As they fled their house, they grabbed a fishing boat from the backyard.
“We come out of the house, and hear 'Hey where are y'all going with that boat?' because we had recently gotten a boat out, and he says, 'Hey where are y'all going with that boat? I got kids and they can't swim,’” recalled Christian.
The 17-year-old, his brother Hondo and their dad Raymond put the children in their fishing boat and pulled them to dry ground.
That was the first rescue the boys and their father would make with their fishing boat. As the water kept rising they realized more people needed help, so they went back for their canoe.
“My dad and I had to pull it up the deck, but by then part of the deck was getting swept away, and I literally fell five feet through the bottom of the deck,” said Christian, who hurt his knee.
Using both their canoe and fishing boat, the three men along with another neighbor started rescuing people up and down their street.
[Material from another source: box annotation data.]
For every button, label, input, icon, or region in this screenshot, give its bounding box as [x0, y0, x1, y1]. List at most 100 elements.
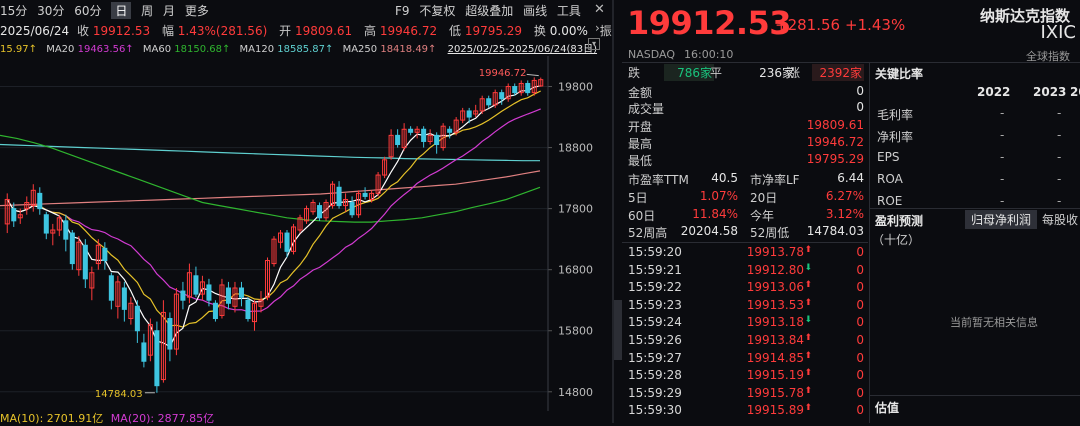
- tick-volume: 0: [856, 403, 864, 418]
- bar-open-value: 19809.61: [294, 24, 353, 38]
- volume-row: 成交量 0: [628, 100, 864, 116]
- tab-60min[interactable]: 60分: [74, 2, 101, 19]
- bar-info: 2025/06/24 收 19912.53 幅 1.43%(281.56) 开 …: [0, 22, 612, 39]
- arrow-up-icon: ⬆: [804, 245, 812, 255]
- forecast-tab-net-profit[interactable]: 归母净利润: [965, 210, 1038, 229]
- arrow-up-icon: ⬆: [804, 350, 812, 361]
- down-label: 跌: [628, 66, 641, 80]
- ratio-value: -: [1057, 128, 1062, 142]
- candle-body: [434, 134, 440, 146]
- candle-body: [69, 232, 75, 265]
- pb-value: 6.44: [837, 171, 864, 185]
- date-range[interactable]: 2025/02/25-2025/06/24(83日): [448, 44, 597, 55]
- ratio-label: 毛利率: [877, 108, 914, 122]
- tick-volume: 0: [856, 297, 864, 312]
- ratio-value: -: [1057, 106, 1062, 120]
- ratio-value: -: [1057, 172, 1062, 186]
- tick-time: 15:59:23: [628, 297, 682, 312]
- candle-body: [336, 186, 342, 207]
- vol-ma10: MA(10): 2701.91亿: [0, 412, 104, 425]
- d5-label: 5日: [628, 191, 648, 205]
- ma60-value: 18150.68↑: [174, 44, 231, 55]
- ma5-line: [6, 85, 541, 348]
- high-row: 最高 19946.72: [628, 135, 864, 151]
- ma120-label: MA120: [239, 44, 275, 55]
- tab-30min[interactable]: 30分: [37, 2, 64, 19]
- candle-body: [212, 302, 218, 320]
- low-value: 19795.29: [806, 152, 864, 166]
- tick-time: 15:59:26: [628, 333, 682, 347]
- high-annotation: 19946.72: [479, 68, 527, 79]
- fuquan-button[interactable]: 不复权: [419, 2, 455, 19]
- candle-body: [63, 220, 69, 240]
- candle-body: [134, 305, 140, 332]
- overlay-button[interactable]: 超级叠加: [465, 2, 513, 19]
- tab-15min[interactable]: 15分: [0, 2, 27, 19]
- amount-label: 金额: [628, 86, 653, 100]
- scroll-handle[interactable]: [614, 300, 622, 360]
- draw-button[interactable]: 画线: [523, 2, 547, 19]
- quote-change-pct: +1.43%: [845, 16, 906, 34]
- bar-turnover-label: 换: [533, 24, 546, 38]
- candlestick-chart[interactable]: 19800 18800 17800 16800 15800 14800 19946.72 14…: [0, 56, 600, 411]
- candle-body: [486, 98, 492, 106]
- bar-close-label: 收: [77, 24, 90, 38]
- candle-body: [180, 290, 186, 301]
- tab-week[interactable]: 周: [141, 2, 153, 19]
- candle-body: [245, 299, 251, 320]
- quote-code: IXIC: [1040, 22, 1076, 43]
- pe-label: 市盈率TTM: [628, 173, 689, 187]
- tick-time: 15:59:24: [628, 315, 682, 330]
- tab-day[interactable]: 日: [111, 2, 132, 19]
- tick-price: 19915.19: [746, 368, 804, 383]
- volume-legend: MA(10): 2701.91亿 MA(20): 2877.85亿: [0, 410, 214, 426]
- chevron-down-icon[interactable]: ▾: [588, 38, 600, 50]
- tick-price: 19913.84: [746, 333, 804, 347]
- tools-button[interactable]: 工具: [557, 2, 581, 19]
- bar-turnover-value: 0.00%: [549, 24, 588, 38]
- bar-open-label: 开: [279, 24, 292, 38]
- ma60-label: MA60: [142, 44, 172, 55]
- quote-change: +281.56: [775, 16, 841, 34]
- bar-low-value: 19795.29: [464, 24, 523, 38]
- tick-row: 15:59:30 19915.89 ⬆ 0: [628, 403, 866, 423]
- ratio-value: -: [1057, 194, 1062, 208]
- forecast-tab-eps[interactable]: 每股收: [1042, 211, 1078, 228]
- chevron-right-icon[interactable]: ›: [595, 21, 600, 35]
- bar-amplitude-label: 振: [599, 24, 612, 38]
- d20-label: 20日: [750, 191, 778, 205]
- ratio-year-2024: 20: [1070, 85, 1080, 99]
- bar-high-value: 19946.72: [379, 24, 438, 38]
- candle-body: [238, 287, 244, 298]
- f9-button[interactable]: F9: [395, 4, 410, 18]
- tick-volume: 0: [856, 315, 864, 330]
- low-annotation: 14784.03: [95, 389, 143, 400]
- tab-month[interactable]: 月: [163, 2, 175, 19]
- valuation-divider: [870, 395, 1080, 396]
- d60-label: 60日: [628, 209, 656, 223]
- vol-ma20: MA(20): 2877.85亿: [110, 412, 215, 425]
- d60-value: 11.84%: [692, 207, 738, 221]
- candle-body: [102, 247, 108, 262]
- ratio-value: -: [1000, 106, 1005, 120]
- ratios-title: 关键比率: [875, 67, 924, 81]
- open-row: 开盘 19809.61: [628, 118, 864, 134]
- up-label: 涨: [788, 66, 801, 80]
- candle-body: [154, 330, 160, 387]
- tick-price: 19913.06: [746, 280, 804, 295]
- bar-range-label: 幅: [161, 24, 174, 38]
- candle-body: [82, 244, 88, 280]
- arrow-down-icon: ⬇: [804, 262, 812, 273]
- candle-body: [167, 318, 173, 350]
- close-icon[interactable]: ✕: [594, 2, 605, 17]
- tick-time: 15:59:27: [628, 350, 682, 365]
- quote-price: 19912.53: [627, 4, 792, 42]
- bar-high-label: 高: [364, 24, 377, 38]
- ytd-value: 3.12%: [825, 207, 864, 221]
- tick-price: 19914.85: [746, 350, 804, 365]
- ratio-year-2023: 2023: [1033, 85, 1067, 99]
- tab-more[interactable]: 更多: [185, 2, 209, 19]
- w52h-label: 52周高: [628, 226, 668, 240]
- ratio-label: ROA: [877, 172, 903, 186]
- ytd-label: 今年: [750, 209, 775, 223]
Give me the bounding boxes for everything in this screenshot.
They would load people into the boats or carry them into the boat if they couldn’t walk. They would then pull the boats by hand to safer ground.
The rescues went on for more than three hours. Overall the Martinez family saved 35 to 40 people.
“Our safety wasn't important compared to theirs,” said Hondo, who is only 14 years old.
Weeks later, standing in their flood-damaged home, the Martinez boys proudly hold plaques from the Austin Police Department.
“It’s recognition of what we did in the flood in October by the chief, Art Acevedo,” said Hondo.
For now there's no wall to hang them on, only tarps, as the Martinez family tries to rebuild.